By Tia L Douglass of NATA


  1. I really do not understand why they never taught us in school something as critical as blood type compatibility between spouses. Sounds pretty important to me, I mean, being that we all want healthy kids and what not..

    That said..common mainstream knowledge is that mules are sterile, this is however not always entirely true.

  2. iam A-Rh Negative and my husband is RH Positive and we had normal childern
    with the same rare blood

    1. You are lucky that the baby had your blood and not your husbands, otherwise there would have been problems. They probably gave you the anti D injection anyway, which could be bad news for both you and your baby long term.

    2. What do you mean bad news for you and your baby long term???

    3. The Rhogam shot is said to cause autoimmune diseases in both mother and baby, and sometimes autism in the baby.

    4. I am Rh negative and my daughter of 8years old is Rh positive thanks to her father....I have had no issues with her and is faily healthy...she gets cold and flu just ad regular as other children, no learning disabilities or any other problems, depicted thr fact I'm rh negative and her a positive and after having the antigen shot

    5. Tau Tia L Douglass,
      I am Rh negative and so are all of my children, when I was pregnant with my first, the idiot dr gave me a Rhogam shot while pregnant, my first born has autism. He was born and is Rh negative which means the shot was unnecessary.
      I never let them give me the shot again.

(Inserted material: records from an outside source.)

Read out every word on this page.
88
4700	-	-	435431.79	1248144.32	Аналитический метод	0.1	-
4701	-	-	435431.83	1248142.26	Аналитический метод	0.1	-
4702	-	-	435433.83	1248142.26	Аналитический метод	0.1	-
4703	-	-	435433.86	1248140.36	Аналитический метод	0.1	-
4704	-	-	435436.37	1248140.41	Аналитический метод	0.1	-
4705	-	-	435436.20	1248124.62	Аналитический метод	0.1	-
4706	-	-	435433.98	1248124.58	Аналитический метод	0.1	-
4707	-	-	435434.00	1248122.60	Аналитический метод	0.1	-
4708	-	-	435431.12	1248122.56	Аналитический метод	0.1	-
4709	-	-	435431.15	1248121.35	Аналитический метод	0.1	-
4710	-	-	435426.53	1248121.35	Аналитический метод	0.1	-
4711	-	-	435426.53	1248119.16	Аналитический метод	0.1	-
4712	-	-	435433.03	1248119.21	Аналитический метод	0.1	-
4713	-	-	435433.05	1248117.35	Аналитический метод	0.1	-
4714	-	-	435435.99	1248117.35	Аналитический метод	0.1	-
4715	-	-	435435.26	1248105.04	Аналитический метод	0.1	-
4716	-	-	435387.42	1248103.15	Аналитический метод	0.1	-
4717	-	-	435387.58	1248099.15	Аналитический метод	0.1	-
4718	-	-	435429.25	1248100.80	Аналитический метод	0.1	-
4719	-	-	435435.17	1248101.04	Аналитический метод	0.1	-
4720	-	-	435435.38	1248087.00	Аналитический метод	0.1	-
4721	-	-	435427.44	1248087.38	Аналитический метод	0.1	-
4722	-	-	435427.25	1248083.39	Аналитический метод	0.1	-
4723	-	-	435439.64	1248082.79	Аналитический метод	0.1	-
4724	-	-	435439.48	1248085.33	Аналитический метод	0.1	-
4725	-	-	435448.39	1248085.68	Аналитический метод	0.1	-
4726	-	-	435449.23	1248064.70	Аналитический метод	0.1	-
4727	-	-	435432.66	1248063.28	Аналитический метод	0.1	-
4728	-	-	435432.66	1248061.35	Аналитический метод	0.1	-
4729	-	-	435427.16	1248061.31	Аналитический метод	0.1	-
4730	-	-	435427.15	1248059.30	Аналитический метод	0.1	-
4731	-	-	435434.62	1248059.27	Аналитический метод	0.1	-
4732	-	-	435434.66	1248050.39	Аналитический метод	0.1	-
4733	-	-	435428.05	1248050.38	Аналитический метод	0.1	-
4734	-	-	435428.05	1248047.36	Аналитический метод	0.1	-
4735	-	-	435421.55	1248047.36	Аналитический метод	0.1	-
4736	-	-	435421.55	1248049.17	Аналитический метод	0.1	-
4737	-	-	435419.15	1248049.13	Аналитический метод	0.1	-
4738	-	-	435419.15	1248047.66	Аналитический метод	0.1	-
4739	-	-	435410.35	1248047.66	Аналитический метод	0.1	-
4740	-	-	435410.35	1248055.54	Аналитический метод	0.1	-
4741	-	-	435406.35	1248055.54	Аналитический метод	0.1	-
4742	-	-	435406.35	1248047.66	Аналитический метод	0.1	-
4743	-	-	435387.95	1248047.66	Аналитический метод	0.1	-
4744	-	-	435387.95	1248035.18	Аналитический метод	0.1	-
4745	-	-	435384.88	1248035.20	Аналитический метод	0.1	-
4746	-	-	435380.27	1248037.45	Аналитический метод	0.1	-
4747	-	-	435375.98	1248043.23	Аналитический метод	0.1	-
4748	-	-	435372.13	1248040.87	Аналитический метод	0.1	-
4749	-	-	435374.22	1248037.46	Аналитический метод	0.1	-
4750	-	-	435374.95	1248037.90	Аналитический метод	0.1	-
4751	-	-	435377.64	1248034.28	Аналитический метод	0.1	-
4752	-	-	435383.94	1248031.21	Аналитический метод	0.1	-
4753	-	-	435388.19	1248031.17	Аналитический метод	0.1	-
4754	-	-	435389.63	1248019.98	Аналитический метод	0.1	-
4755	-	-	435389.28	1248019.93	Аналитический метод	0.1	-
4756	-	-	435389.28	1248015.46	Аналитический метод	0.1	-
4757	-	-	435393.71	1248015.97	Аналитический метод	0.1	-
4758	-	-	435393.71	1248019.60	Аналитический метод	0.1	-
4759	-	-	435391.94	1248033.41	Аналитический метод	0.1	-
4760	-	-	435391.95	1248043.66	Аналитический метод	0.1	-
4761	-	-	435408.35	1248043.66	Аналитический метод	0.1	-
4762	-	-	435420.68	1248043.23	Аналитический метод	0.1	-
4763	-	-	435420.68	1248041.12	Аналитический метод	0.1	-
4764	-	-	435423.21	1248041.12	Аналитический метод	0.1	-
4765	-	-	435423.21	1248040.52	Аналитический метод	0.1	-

  3. I was given the shot once. What does it do exactly?

    1. The Rhogam shot is said to cause autoimmune diseases in both mother and baby, and sometimes autism in the baby.

  4. My mother has rh- blood, my father has rh+. I was born healthy with rh- blood. My brother rh+ was a blue baby and required medical assistance after birth. He now has autoimmune issues, although this could be down to my mother developing auto immune issues after his birth (so genetically passed down from her) rather than the rhogam shot. My sister rh+ did not have any complications at birth, but does have a mild form of autism and ADHD and has had other medical problems since puberty. But again, it is impossible to know whether this was simply an inherited problem and I was just lucky.

  5. My mom is a negative and my father was a positive(hybrid). My oldest sister is a positive and my 2 brothers and I are negatives. My mom had six miscarriages in between us.